The grants have funded an elementary school greenhouse where children learned about agriculture, engineering and design, renewable energy and entrepreneurship, as well as marketing campaigns encouraging millennials to consider manufacturing as a possible career path, Stark said. Funding has promoted projects that have impacted all educational levels and helped industries with the greatest need for new talent, she added.

"The main objective of this program is to drive industry to education. These grants are a true win-win,” she said. “Education and industry come together to better fulfill the workforce needs in our state, and students and job seekers are provided more opportunities to qualify for high-demand and high-skilled occupations.”

Successful partnerships

The partnerships help improve the quality of the training the schools and educational institutions are providing to meet industry demand, she added.

An example would be the need for more talent in the industrial automation industry, said Roger Snow, vice president for instructional services at Ogden-Weber Technical College. Industrial automation is "anything that is autonomously controlled" or controls itself, he explained.

"Really, it's just somebody is programming something to perform a task," he said. Companies in advanced manufacturing that use assembly lines and automation systems to increase productivity are prime examples of industrial automation, he noted.

"There is a high demand for skilled workers to design, build and maintain those systems," Snow said. "But there are not a lot of people going into that sector because they don't know what industrial automation is."

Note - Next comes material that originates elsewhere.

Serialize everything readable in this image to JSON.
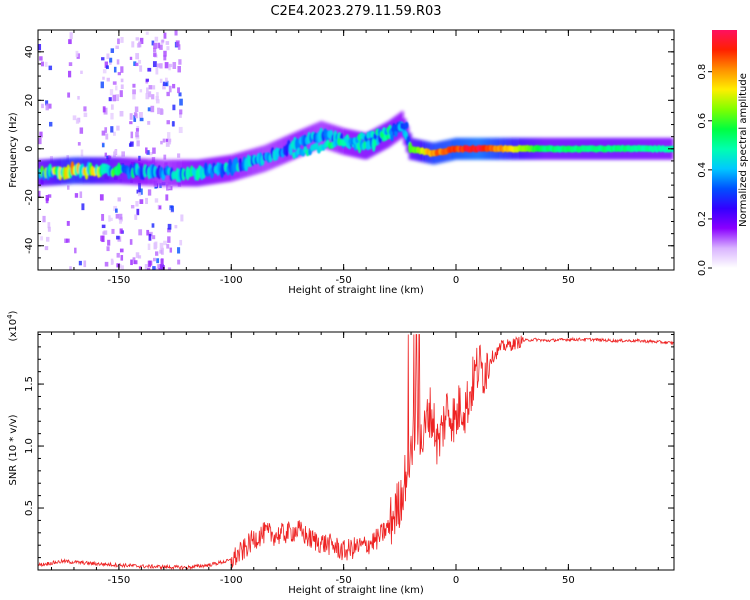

He said his institution used $200,000 in Talent Ready grant funding to create and develop a program that will introduce students as early as third grade to the potential career path, in hopes of igniting enthusiasm that might lead them to pursue the industry when they graduate high school.

"We hook students early, (then) in junior high we get them into some career-oriented courses in manufacturing and robotic systems that spark their interest," he said. High school would include job shadowing, summer internships and paid apprenticeships that would result in on-the-job training, industry certification and eventually a college degree that would be employer paid, he said.

The program would provide a training ground for the future workforce that industry is clamoring to fill, he said.

"Instead of us pushing (students) through as educators, industry is grabbing their hand and pulling them through saying, 'Let's mentor you through this program,'" Snow said. "So we see higher completion rates and more students selecting this career sector if we can connect them with industry more quickly."